In a word, dost thou think to commute with God, so as, by a greater semblance of outward zeal to God in the first table, to obtain a dispensation in point of righteousness to man in the second? Will thy pretended love to God excuse the malice and rancour which thy heart swells with against thy neighbour?—thy devotion to God, disoblige thee from paying thy debts to man? God forbid thou shouldst think so. But if thou dost, Peter’s counsel to Simon Magus is mine to thee. ‘Repent of this thy wickedness, and pray God, if perhaps the thought of thine heart may be forgiven thee,’ Acts 8:22. In the name of God I charge every one that wears Christ’s livery, to make conscience of this piece of righteousness, as you would not bring upon your heads the vengeance of God for all those blasphemies, which the nakedness of some professors in this particular—yea, the base practices of some hypocrites—have given occasion to be belched out by the ungodly world against Christ and the good ways of holiness. Now the power of holiness, as to this particular, will be preserved, when these two things are looked to.

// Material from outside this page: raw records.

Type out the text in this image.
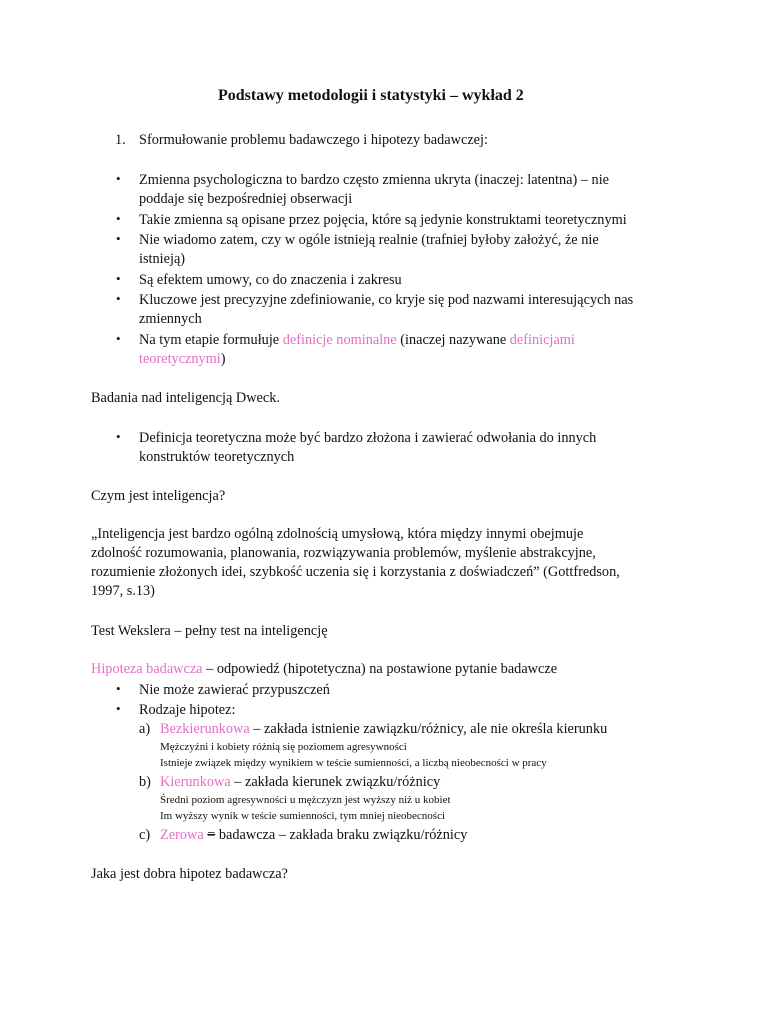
Podstawy metodologii i statystyki – wykład 2
1. Sformułowanie problemu badawczego i hipotezy badawczej:
• Zmienna psychologiczna to bardzo często zmienna ukryta (inaczej: latentna) – nie
poddaje się bezpośredniej obserwacji
• Takie zmienna są opisane przez pojęcia, które są jedynie konstruktami teoretycznymi
• Nie wiadomo zatem, czy w ogóle istnieją realnie (trafniej byłoby założyć, że nie
istnieją)
• Są efektem umowy, co do znaczenia i zakresu
• Kluczowe jest precyzyjne zdefiniowanie, co kryje się pod nazwami interesujących nas
zmiennych
• Na tym etapie formułuje definicje nominalne (inaczej nazywane definicjami
teoretycznymi)
Badania nad inteligencją Dweck.
• Definicja teoretyczna może być bardzo złożona i zawierać odwołania do innych
konstruktów teoretycznych
Czym jest inteligencja?
„Inteligencja jest bardzo ogólną zdolnością umysłową, która między innymi obejmuje
zdolność rozumowania, planowania, rozwiązywania problemów, myślenie abstrakcyjne,
rozumienie złożonych idei, szybkość uczenia się i korzystania z doświadczeń” (Gottfredson,
1997, s.13)
Test Wekslera – pełny test na inteligencję
Hipoteza badawcza – odpowiedź (hipotetyczna) na postawione pytanie badawcze
• Nie może zawierać przypuszczeń
• Rodzaje hipotez:
a) Bezkierunkowa – zakłada istnienie zawiązku/różnicy, ale nie określa kierunku
Mężczyźni i kobiety różnią się poziomem agresywności
Istnieje związek między wynikiem w teście sumienności, a liczbą nieobecności w pracy
b) Kierunkowa – zakłada kierunek związku/różnicy
Średni poziom agresywności u mężczyzn jest wyższy niż u kobiet
Im wyższy wynik w teście sumienności, tym mniej nieobecności
c) Zerowa = badawcza – zakłada braku związku/różnicy
Jaka jest dobra hipotez badawcza?
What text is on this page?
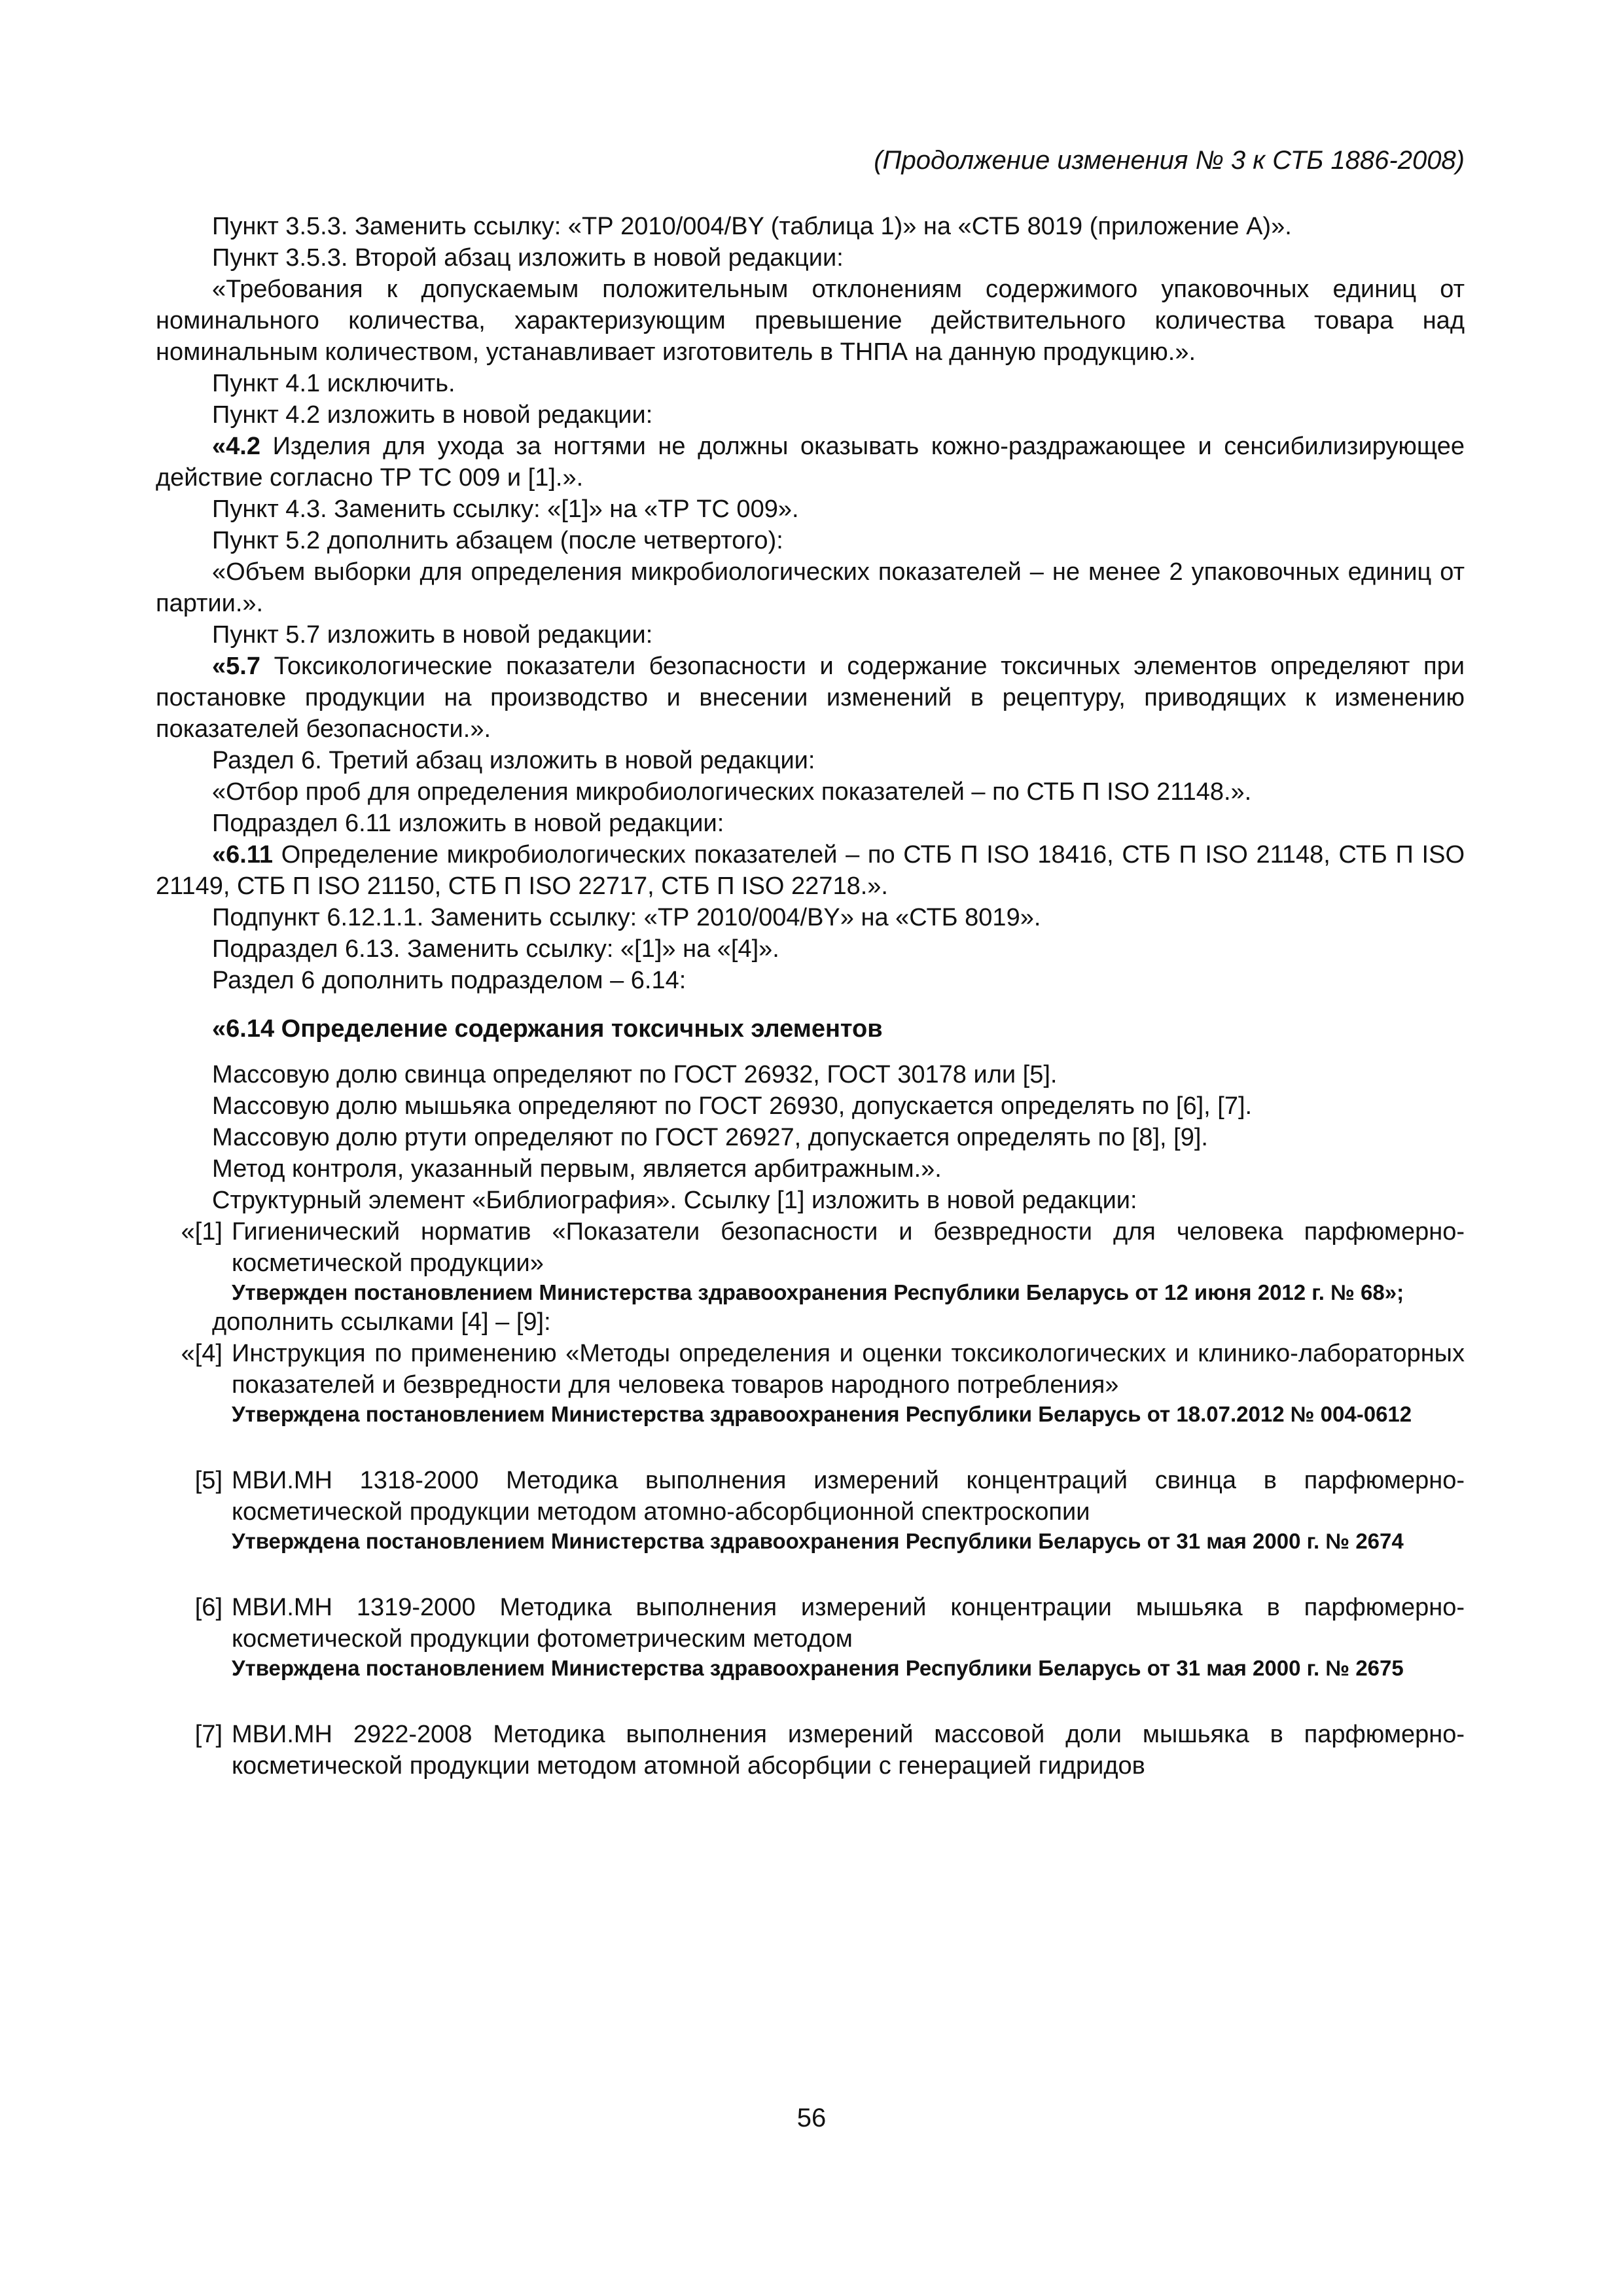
(Продолжение изменения № 3 к СТБ 1886-2008)

Пункт 3.5.3. Заменить ссылку: «ТР 2010/004/BY (таблица 1)» на «СТБ 8019 (приложение А)».

Пункт 3.5.3. Второй абзац изложить в новой редакции:

«Требования к допускаемым положительным отклонениям содержимого упаковочных единиц от номинального количества, характеризующим превышение действительного количества товара над номинальным количеством, устанавливает изготовитель в ТНПА на данную продукцию.».

Пункт 4.1 исключить.

Пункт 4.2 изложить в новой редакции:

«4.2 Изделия для ухода за ногтями не должны оказывать кожно-раздражающее и сенсибилизирующее действие согласно ТР ТС 009 и [1].».

Пункт 4.3. Заменить ссылку: «[1]» на «ТР ТС 009».

Пункт 5.2 дополнить абзацем (после четвертого):

«Объем выборки для определения микробиологических показателей – не менее 2 упаковочных единиц от партии.».

Пункт 5.7 изложить в новой редакции:

«5.7 Токсикологические показатели безопасности и содержание токсичных элементов определяют при постановке продукции на производство и внесении изменений в рецептуру, приводящих к изменению показателей безопасности.».

Раздел 6. Третий абзац изложить в новой редакции:

«Отбор проб для определения микробиологических показателей – по СТБ П ISO 21148.».

Подраздел 6.11 изложить в новой редакции:

«6.11 Определение микробиологических показателей – по СТБ П ISO 18416, СТБ П ISO 21148, СТБ П ISO 21149, СТБ П ISO 21150, СТБ П ISO 22717, СТБ П ISO 22718.».

Подпункт 6.12.1.1. Заменить ссылку: «ТР 2010/004/BY» на «СТБ 8019».

Подраздел 6.13. Заменить ссылку: «[1]» на «[4]».

Раздел 6 дополнить подразделом – 6.14:

«6.14 Определение содержания токсичных элементов

Массовую долю свинца определяют по ГОСТ 26932, ГОСТ 30178 или [5].

Массовую долю мышьяка определяют по ГОСТ 26930, допускается определять по [6], [7].

Массовую долю ртути определяют по ГОСТ 26927, допускается определять по [8], [9].

Метод контроля, указанный первым, является арбитражным.».

Структурный элемент «Библиография». Ссылку [1] изложить в новой редакции:

«[1] Гигиенический норматив «Показатели безопасности и безвредности для человека парфюмерно-косметической продукции»
Утвержден постановлением Министерства здравоохранения Республики Беларусь от 12 июня 2012 г. № 68»;

дополнить ссылками [4] – [9]:

«[4] Инструкция по применению «Методы определения и оценки токсикологических и клинико-лабораторных показателей и безвредности для человека товаров народного потребления»
Утверждена постановлением Министерства здравоохранения Республики Беларусь от 18.07.2012 № 004-0612
[5] МВИ.МН 1318-2000 Методика выполнения измерений концентраций свинца в парфюмерно-косметической продукции методом атомно-абсорбционной спектроскопии
Утверждена постановлением Министерства здравоохранения Республики Беларусь от 31 мая 2000 г. № 2674
[6] МВИ.МН 1319-2000 Методика выполнения измерений концентрации мышьяка в парфюмерно-косметической продукции фотометрическим методом
Утверждена постановлением Министерства здравоохранения Республики Беларусь от 31 мая 2000 г. № 2675
[7] МВИ.МН 2922-2008 Методика выполнения измерений массовой доли мышьяка в парфюмерно-косметической продукции методом атомной абсорбции с генерацией гидридов
56
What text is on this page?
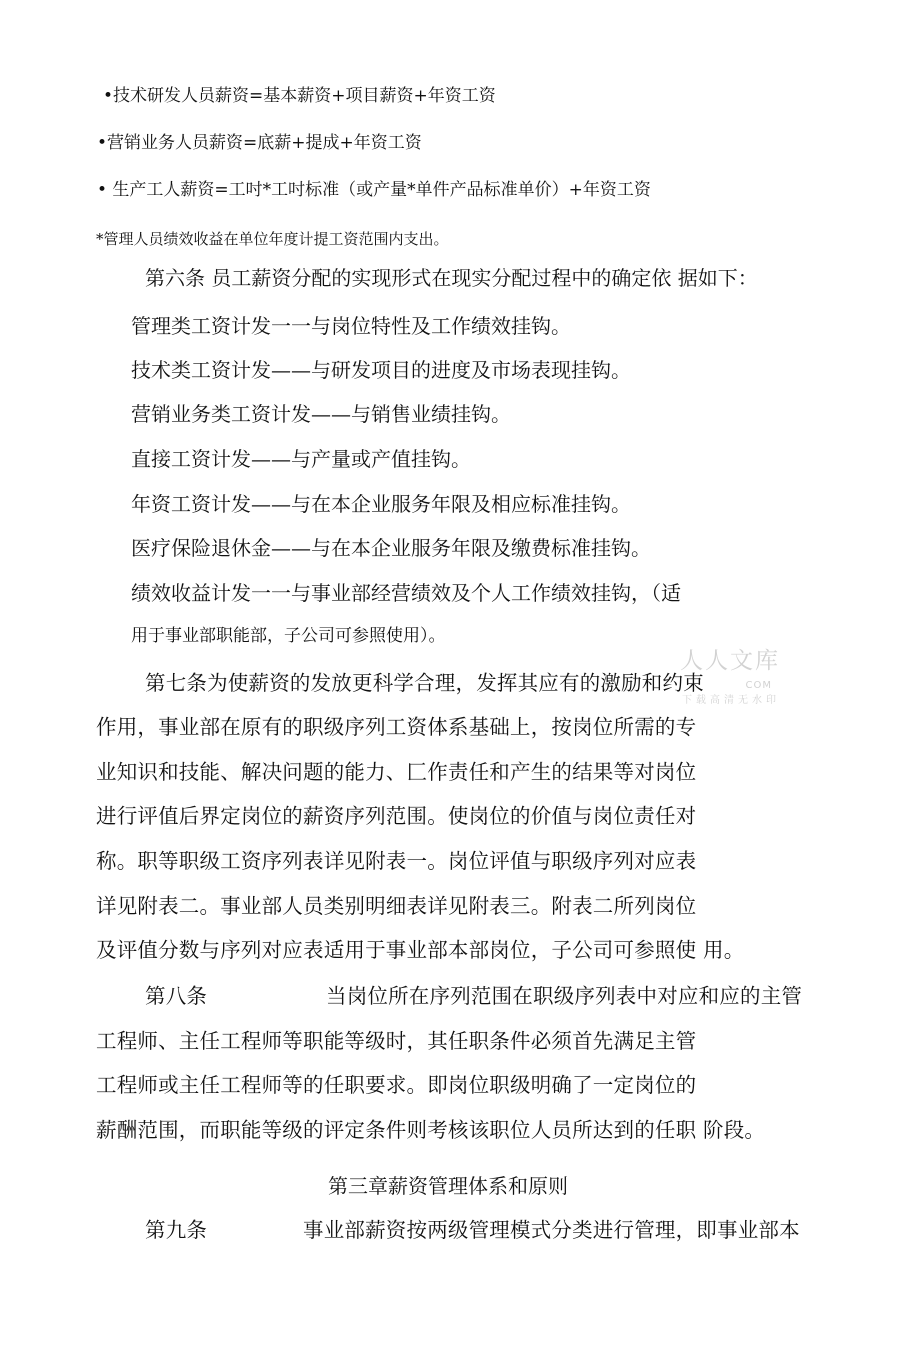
•技术研发人员薪资=基本薪资+项目薪资+年资工资

•营销业务人员薪资=底薪+提成+年资工资

• 生产工人薪资=工吋*工吋标准（或产量*单件产品标准单价）+年资工资

*管理人员绩效收益在单位年度计提工资范围内支出。

第六条 员工薪资分配的实现形式在现实分配过程中的确定依 据如下：

管理类工资计发一一与岗位特性及工作绩效挂钩。

技术类工资计发——与研发项目的进度及市场表现挂钩。

营销业务类工资计发——与销售业绩挂钩。

直接工资计发——与产量或产值挂钩。

年资工资计发——与在本企业服务年限及相应标准挂钩。

医疗保险退休金——与在本企业服务年限及缴费标准挂钩。

绩效收益计发一一与事业部经营绩效及个人工作绩效挂钩，（适

用于事业部职能部，子公司可参照使用）。

人人文库
COM
下载高清无水印

第七条为使薪资的发放更科学合理，发挥其应有的激励和约束

作用，事业部在原有的职级序列工资体系基础上，按岗位所需的专

业知识和技能、解决问题的能力、匚作责任和产生的结果等对岗位

进行评值后界定岗位的薪资序列范围。使岗位的价值与岗位责任对

称。职等职级工资序列表详见附表一。岗位评值与职级序列对应表

详见附表二。事业部人员类别明细表详见附表三。附表二所列岗位

及评值分数与序列对应表适用于事业部本部岗位，子公司可参照使 用。

第八条	当岗位所在序列范围在职级序列表中对应和应的主管

工程师、主任工程师等职能等级时，其任职条件必须首先满足主管

工程师或主任工程师等的任职要求。即岗位职级明确了一定岗位的

薪酬范围，而职能等级的评定条件则考核该职位人员所达到的任职 阶段。

第三章薪资管理体系和原则

第九条	事业部薪资按两级管理模式分类进行管理，即事业部本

- When our care is uniform,and equally distributed to endeavour the performing of one duty we owe to our neighbour as well as another. For we must know, there is a righteousness that, as one saith, runs through every precept, as it were the veins of every law in the second table; and calls for obedience due to parents natural, civil, ecclesiastical, in the fifth command; our care to preserve our neighbour's life in the sixth; chastity in the seventh; estate in the eighth; good name in the ninth; and the keeping of our desires in their due bounds, against coveting what is our neighbour’s, in the tenth. Now, as health in the body is preserved by keeping the passages of life open, for the spirits freely to move from one part to another —which once obstructed from doing their office in any part, the health of the body is presently in danger —so here the spirit and life of holiness is preserved in the Christian, by a holy care and endeavour to keep the heart free and ready to pass from doing one duty he owes his neighbour to another, according to the several walks that are in every command for him to move in.
- As our care must be uniform, so the motive and spring within that sets us at work, and makes all these wheels move, must be evangelical. The command is a road in which both heathen, Jew, and Christian may be found travelling. How now shall we know the Christian from the other, when heathen and Jew also walk along with him in the same duty—seem as dutiful children, obedient wives, loyal subjects, loving neighbours, as the Christian himself? Truly, if it be not in the motive from which and end to which he acts, nothing else can do it. Look therefore well to this, or else thou art out of thy way while thou seemest to be in thy road. It is very ordinary for men to wrong Christ when they do their neighbour right, and this is done when Christ is not interested in the action, and love to him doth not move us thereunto. Without this thou mayest go for an honest heathen, but canst not be a good Christian. Suppose a servant were intrusted by his master to go and pay such a man a sum of money, which he doth, yet not out of any dutiful respect to the command, or love to the person of his master, but for shame of being taken for a thief; in this case the man should have his due, but the master a great deal of wrong. Such wrong do all mere civil persons do the Lord Jesus. They are very exact and righteous in their dealings with their neighbours, but very injurious at the same time to Christ, because they do not this upon his account. This makes love to our neighbour evangelical, and, as Christ calls it, ‘a new commandment,’ John 13:34, when our love to our brother tales fire from his love to us. We cannot, in a gospel sense, be said to do the duty of any commandment, except we first love Christ, and then for his sake do it. ‘If ye love me, keep my commandments,’ John 14:15. Where, observe, that as God prefixes his name before the decalogue, so Christ for the same reason doth before the Christian’s obedience to any of them, that so they may keep them, both as his commandments, and out of love to him who hath brought us out of a worse house of bondage than Egypt was to Israel.